Considérant que la référence tant aux articles 6 et 1133 du Code Civil qu'aux articles 7, 8 et 9 de l'ordonnance relative à la liberté des prix et de la concurrence est aussi inopérante dès lors que le Ministre de l'Économie n'a pas reçu le pouvoir de saisir directement une juridiction de l'ordre judiciaire pour demander la nullité d'une convention à laquelle il n'a pas été partieet que seul le Ministère Public est habilité à solliciter la nullité absolue d'un contrat prétendument contraire à l'ordre public conformément aux articles 422 et 423 du nouveau code de procédure civile;

Considérant qu'à défaut d'une stipulation légale expresse qui serait impérativement requise eu égard à la faculté exceptionnelle d'agir en justice qui lui est accordée en ce domaine, le Ministre de l'Économie, qui ne saurait se substituer aux parties, ni au Ministère Public et qui ne dispose pas d'un intérêt propre, ni de la qualité à cette fin, n'est pas recevable en son action en nullité;

Que le jugement attaqué sera, en conséquence, infirmé.

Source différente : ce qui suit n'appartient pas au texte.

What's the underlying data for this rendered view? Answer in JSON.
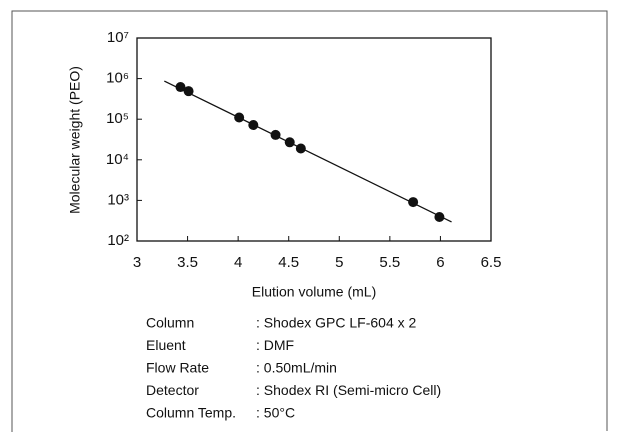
{
  "chart_data": {
    "type": "scatter",
    "y_scale": "log",
    "x_label": "Elution volume (mL)",
    "y_label": "Molecular weight (PEO)",
    "color": "#111111",
    "x": [
      3.43,
      3.51,
      4.01,
      4.15,
      4.37,
      4.51,
      4.62,
      5.73,
      5.99
    ],
    "values": [
      620000,
      490000,
      110000,
      72000,
      41000,
      27000,
      19000,
      910,
      390
    ],
    "fit_line": {
      "x": [
        3.27,
        6.11
      ],
      "values": [
        870000,
        295
      ]
    },
    "xlim": [
      3,
      6.5
    ],
    "xticks": [
      3,
      3.5,
      4,
      4.5,
      5,
      5.5,
      6,
      6.5
    ],
    "ylim": [
      100,
      10000000
    ],
    "yticks": [
      {
        "value": 100,
        "label": "10²"
      },
      {
        "value": 1000,
        "label": "10³"
      },
      {
        "value": 10000,
        "label": "10⁴"
      },
      {
        "value": 100000,
        "label": "10⁵"
      },
      {
        "value": 1000000,
        "label": "10⁶"
      },
      {
        "value": 10000000,
        "label": "10⁷"
      }
    ],
    "conditions": [
      [
        "Column",
        ": Shodex GPC LF-604 x 2"
      ],
      [
        "Eluent",
        ": DMF"
      ],
      [
        "Flow Rate",
        ": 0.50mL/min"
      ],
      [
        "Detector",
        ": Shodex RI (Semi-micro Cell)"
      ],
      [
        "Column Temp.",
        ": 50°C"
      ]
    ]
  }
}
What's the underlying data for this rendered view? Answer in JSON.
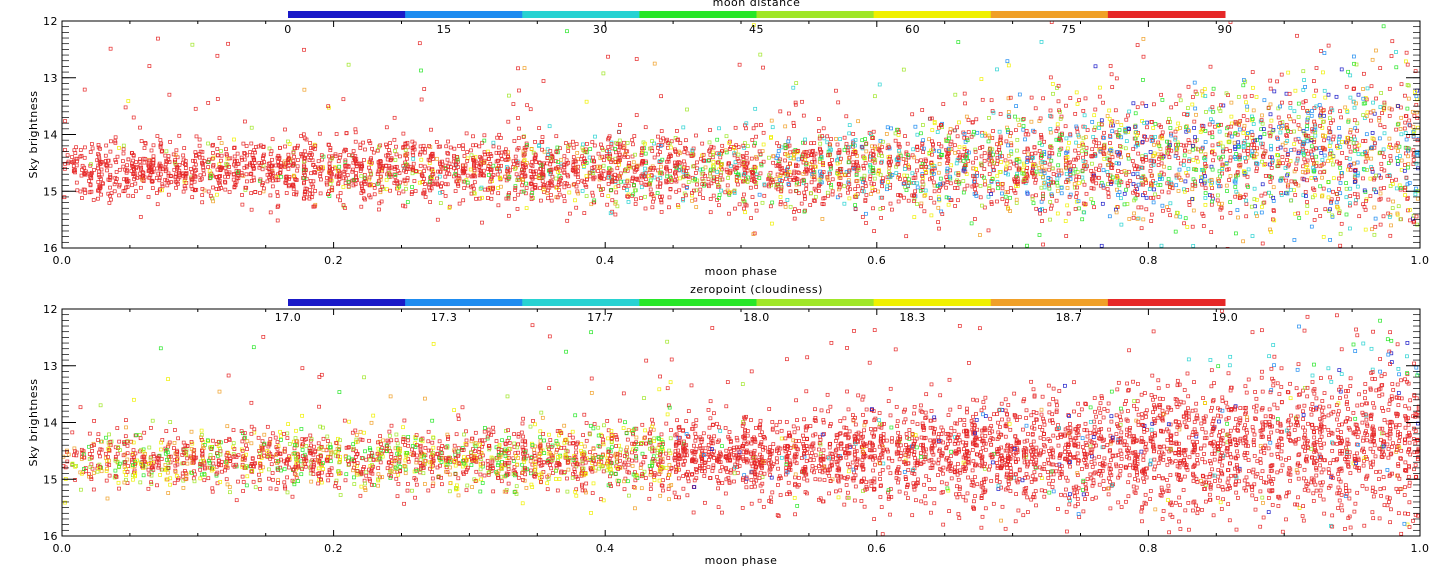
{
  "chart_data": [
    {
      "type": "scatter",
      "xlabel": "moon phase",
      "ylabel": "Sky brightness",
      "xlim": [
        0.0,
        1.0
      ],
      "ylim": [
        16,
        12
      ],
      "x_ticks": [
        "0.0",
        "0.2",
        "0.4",
        "0.6",
        "0.8",
        "1.0"
      ],
      "y_ticks": [
        "12",
        "13",
        "14",
        "15",
        "16"
      ],
      "colorbar": {
        "title": "moon distance",
        "tick_labels": [
          "0",
          "15",
          "30",
          "45",
          "60",
          "75",
          "90"
        ]
      }
    },
    {
      "type": "scatter",
      "xlabel": "moon phase",
      "ylabel": "Sky brightness",
      "xlim": [
        0.0,
        1.0
      ],
      "ylim": [
        16,
        12
      ],
      "x_ticks": [
        "0.0",
        "0.2",
        "0.4",
        "0.6",
        "0.8",
        "1.0"
      ],
      "y_ticks": [
        "12",
        "13",
        "14",
        "15",
        "16"
      ],
      "colorbar": {
        "title": "zeropoint (cloudiness)",
        "tick_labels": [
          "17.0",
          "17.3",
          "17.7",
          "18.0",
          "18.3",
          "18.7",
          "19.0"
        ]
      }
    }
  ],
  "colors": {
    "colorbar_stops": [
      "#1a1ac8",
      "#1e8cf0",
      "#28d2d2",
      "#28e628",
      "#a0e628",
      "#f0f000",
      "#f0a028",
      "#e62828"
    ],
    "marker_default": "#e62020"
  }
}
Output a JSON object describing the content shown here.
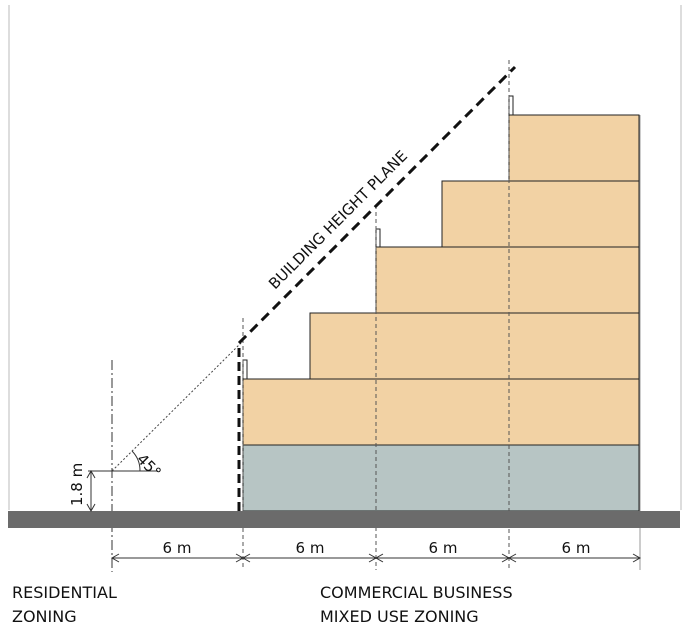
{
  "diagram": {
    "title_plane": "BUILDING HEIGHT PLANE",
    "angle_label": "45°",
    "height_label": "1.8 m",
    "setbacks": [
      {
        "label": "6 m"
      },
      {
        "label": "6 m"
      },
      {
        "label": "6 m"
      },
      {
        "label": "6 m"
      }
    ],
    "zones": {
      "residential": {
        "line1": "RESIDENTIAL",
        "line2": "ZONING"
      },
      "commercial": {
        "line1": "COMMERCIAL BUSINESS",
        "line2": "MIXED USE ZONING"
      }
    },
    "colors": {
      "upper_floors": "#f2d2a4",
      "ground_floor": "#b7c5c4",
      "ground": "#6b6b6b",
      "outline": "#222222"
    },
    "floors": 6
  }
}
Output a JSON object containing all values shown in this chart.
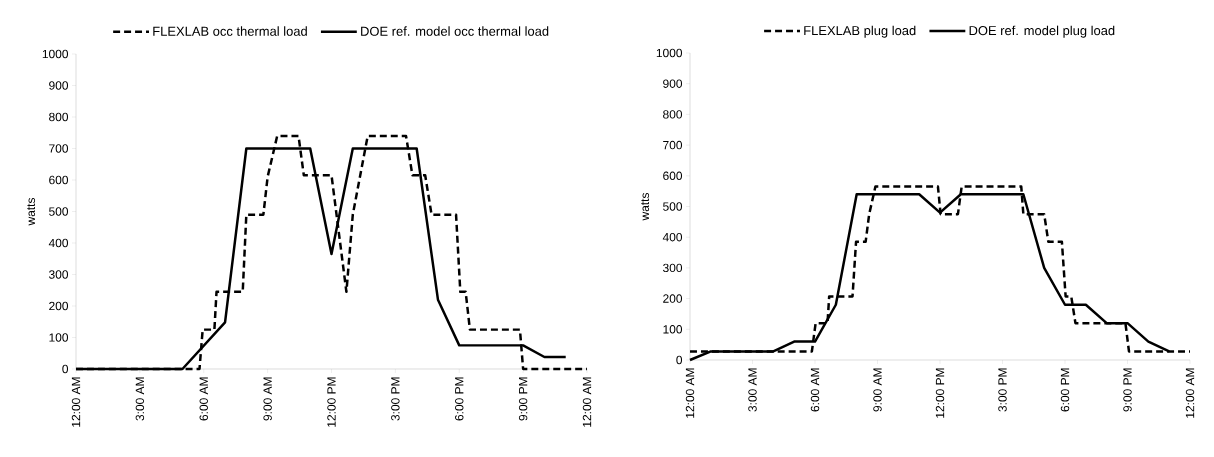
{
  "chart_data": [
    {
      "type": "line",
      "ylabel": "watts",
      "xlim": [
        0,
        24
      ],
      "ylim": [
        0,
        1000
      ],
      "legend": "top",
      "xticks": [
        {
          "value": 0,
          "label": "12:00 AM"
        },
        {
          "value": 3,
          "label": "3:00 AM"
        },
        {
          "value": 6,
          "label": "6:00 AM"
        },
        {
          "value": 9,
          "label": "9:00 AM"
        },
        {
          "value": 12,
          "label": "12:00 PM"
        },
        {
          "value": 15,
          "label": "3:00 PM"
        },
        {
          "value": 18,
          "label": "6:00 PM"
        },
        {
          "value": 21,
          "label": "9:00 PM"
        },
        {
          "value": 24,
          "label": "12:00 AM"
        }
      ],
      "yticks": [
        0,
        100,
        200,
        300,
        400,
        500,
        600,
        700,
        800,
        900,
        1000
      ],
      "series": [
        {
          "name": "FLEXLAB occ thermal load",
          "color": "#000000",
          "line_style": "dashed",
          "x": [
            0,
            5.8,
            5.95,
            6.5,
            6.6,
            7.83,
            8.0,
            8.8,
            9.0,
            9.45,
            10.45,
            10.7,
            12.0,
            12.7,
            13.0,
            13.7,
            15.5,
            15.8,
            16.4,
            16.7,
            17.85,
            18.05,
            18.3,
            18.5,
            20.85,
            21.0,
            24
          ],
          "values": [
            0,
            0,
            125,
            125,
            245,
            245,
            490,
            490,
            610,
            740,
            740,
            615,
            615,
            245,
            490,
            740,
            740,
            615,
            615,
            490,
            490,
            245,
            245,
            125,
            125,
            0,
            0
          ]
        },
        {
          "name": "DOE ref. model occ thermal load",
          "color": "#000000",
          "line_style": "solid",
          "x": [
            0,
            5,
            7,
            8,
            11,
            12,
            13,
            16,
            17,
            18,
            21,
            22,
            23
          ],
          "values": [
            0,
            0,
            148,
            700,
            700,
            365,
            700,
            700,
            220,
            75,
            75,
            38,
            38
          ]
        }
      ]
    },
    {
      "type": "line",
      "ylabel": "watts",
      "xlim": [
        0,
        24
      ],
      "ylim": [
        0,
        1000
      ],
      "legend": "top",
      "xticks": [
        {
          "value": 0,
          "label": "12:00 AM"
        },
        {
          "value": 3,
          "label": "3:00 AM"
        },
        {
          "value": 6,
          "label": "6:00 AM"
        },
        {
          "value": 9,
          "label": "9:00 AM"
        },
        {
          "value": 12,
          "label": "12:00 PM"
        },
        {
          "value": 15,
          "label": "3:00 PM"
        },
        {
          "value": 18,
          "label": "6:00 PM"
        },
        {
          "value": 21,
          "label": "9:00 PM"
        },
        {
          "value": 24,
          "label": "12:00 AM"
        }
      ],
      "yticks": [
        0,
        100,
        200,
        300,
        400,
        500,
        600,
        700,
        800,
        900,
        1000
      ],
      "series": [
        {
          "name": "FLEXLAB plug load",
          "color": "#000000",
          "line_style": "dashed",
          "x": [
            0,
            5.85,
            6.03,
            6.6,
            6.68,
            7.8,
            7.97,
            8.43,
            8.6,
            8.9,
            11.9,
            12.03,
            12.86,
            13.04,
            15.9,
            16.0,
            17.0,
            17.2,
            17.85,
            18.03,
            18.3,
            18.5,
            20.9,
            21.07,
            24
          ],
          "values": [
            28,
            28,
            120,
            120,
            207,
            207,
            385,
            385,
            475,
            565,
            565,
            475,
            475,
            565,
            565,
            475,
            475,
            385,
            385,
            207,
            207,
            120,
            120,
            28,
            28
          ]
        },
        {
          "name": "DOE ref. model plug load",
          "color": "#000000",
          "line_style": "solid",
          "x": [
            0,
            1,
            4,
            5,
            6,
            7,
            8,
            11,
            12,
            13,
            16,
            17,
            18,
            19,
            20,
            21,
            22,
            23
          ],
          "values": [
            0,
            28,
            28,
            60,
            60,
            180,
            540,
            540,
            480,
            540,
            540,
            300,
            180,
            180,
            120,
            120,
            60,
            28
          ]
        }
      ]
    }
  ]
}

- Sur les autres prétentions des parties :

Considérant que l'exercice par le Directeur Départemental de la Concurrence représentant le Ministre de l'Économie, des pouvoirs que lui accorde la loi, ne lui ouvre droit, ni à dommages et intérêts, ni à indemnité en application de l'article 700 du Nouveau Code de Procédure Civile ;

Considérant qu'il n'apparaît pas inéquitable de laisser à la SA Auchan la charge de ses frais irrépétibles ;

Considérant que le Ministre de l'Économie qui succombe en toutes ses demandes, supportera les dépens des deux instances.

Par ces motifs, Statuant publiquement, par arrêt réputé contradictoire et en dernier ressort, Vu l'arrêt du 26 octobre 1999, Infirme le jugement déféré en toutes ses dispositions, Et statuant à nouveau, Déclare le Ministre de l'Économie, des Finances et de l'industrie irrecevable en son action, Dit n'y avoir lieu à l'application en la cause de l'article 700 du Nouveau Code de Procédure Civile, Condamne le Ministre de l'Économie, des Finances et de l'Industrie aux dépens des deux instances et Autorise la SCP Jupin-Algrin, avoués, à recouvrer ceux d'appel conformément à l'article 699 du Nouveau Code de Procédure Civile.